Jackie Gendel

Fry, Naomi. Artforum

"Man Leaving the Picture," 2010, the first painting one encounters on entering Jackie Gendel’s second solo show at this gallery, sets the tone for this gem of an exhibition. In it, a rotund man, wearing a greenish, hazmat suit–like outfit, is depicted (literally) leaving the picture plane, some sort of package tucked snugly under his arm. As he forges ahead, a ghoulish apparition of a woman emerges from the left, raising an arm as if to stop him. It seems appropriate to end this description with the word “curtain”; and indeed, what one notices initially is the work’s attachment to a scene-making that requires both figuration and narrative––some sort of specific backstory (an Elian Gonzalez–type family melodrama? A biblical parable of punishment and renunciation? A gothic abduction tale?), which might go a way toward explaining the strangeness of Gendel’s art.

 

Ultimately, however, in this painting, as well as in the rest of the show, figuration and narrative are left merely half-spun.

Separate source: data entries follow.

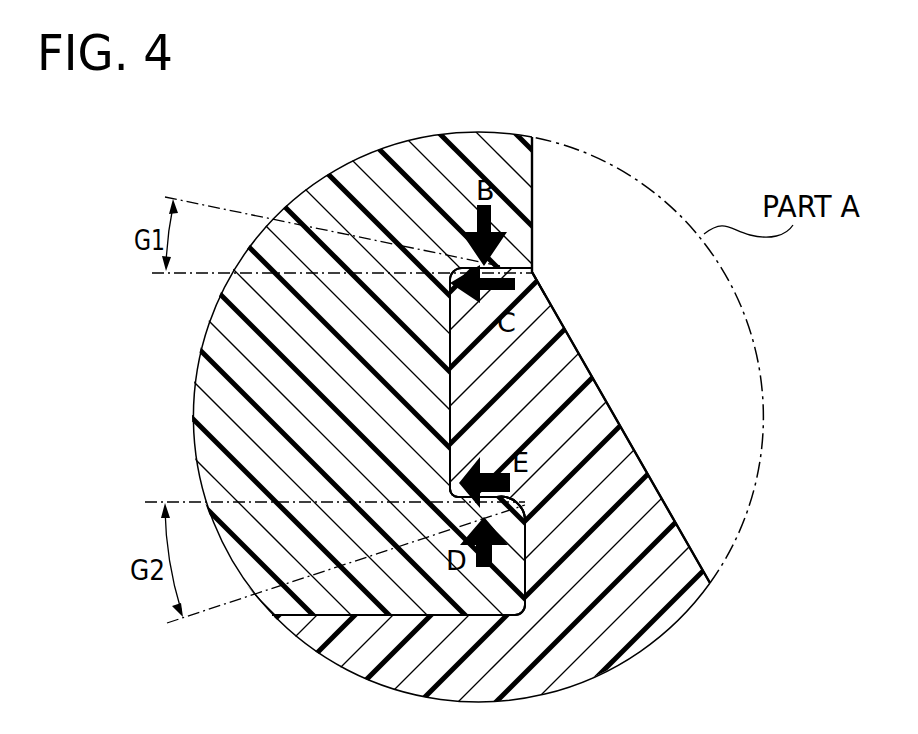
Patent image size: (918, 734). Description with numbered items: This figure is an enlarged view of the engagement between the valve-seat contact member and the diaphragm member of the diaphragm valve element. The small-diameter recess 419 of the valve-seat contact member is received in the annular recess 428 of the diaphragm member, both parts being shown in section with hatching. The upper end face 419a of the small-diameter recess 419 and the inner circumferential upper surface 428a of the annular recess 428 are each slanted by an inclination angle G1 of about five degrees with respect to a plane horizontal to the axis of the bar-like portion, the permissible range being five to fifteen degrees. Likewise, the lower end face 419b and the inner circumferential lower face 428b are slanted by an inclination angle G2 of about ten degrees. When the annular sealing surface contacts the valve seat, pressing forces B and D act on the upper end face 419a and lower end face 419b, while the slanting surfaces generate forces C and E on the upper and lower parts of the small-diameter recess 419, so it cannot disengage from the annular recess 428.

The small-diameter recess 419 is at (447, 468).
The upper end face 419a is at (456, 264).
The lower end face 419b is at (527, 540).
The annular recess 428 is at (466, 412).
The inner circumferential upper surface 428a is at (533, 277).
The inner circumferential lower face 428b is at (514, 488).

We remain with only hints of stories––just enough to transmit a sense of drama and character and feeling. It’s as if the artist began telling a bartender an anecdote, but then, midway, got sidetracked by the color of his eyes, or by the particular pattern of wood grain on the bar top.

 

In other words, the point where narrative and figuration collapse––where man, broadly conceived, does leave the picture––is exactly the point at which abstraction and gesture enter the frame. This is also where Gendel’s work becomes wonderfully variable. In her riotously colorful paintings, made in oil on canvas, she nimbly switches between watery, porous sweeps of paint and doodles atop the picture plane––as loose and sure as if they were made with a Bic pen. In other instances, bone-dry brushwork alternates with shiny, generous slicks of paint in greens, pinks, and grays, or scraped clear down to the canvas patches. While the influences here range from Munch to Chagall to Kitaj, Gendel’s paintings are in the end securely her own––marked by her gift for creating a world filled not just with characters, but also with the space between them.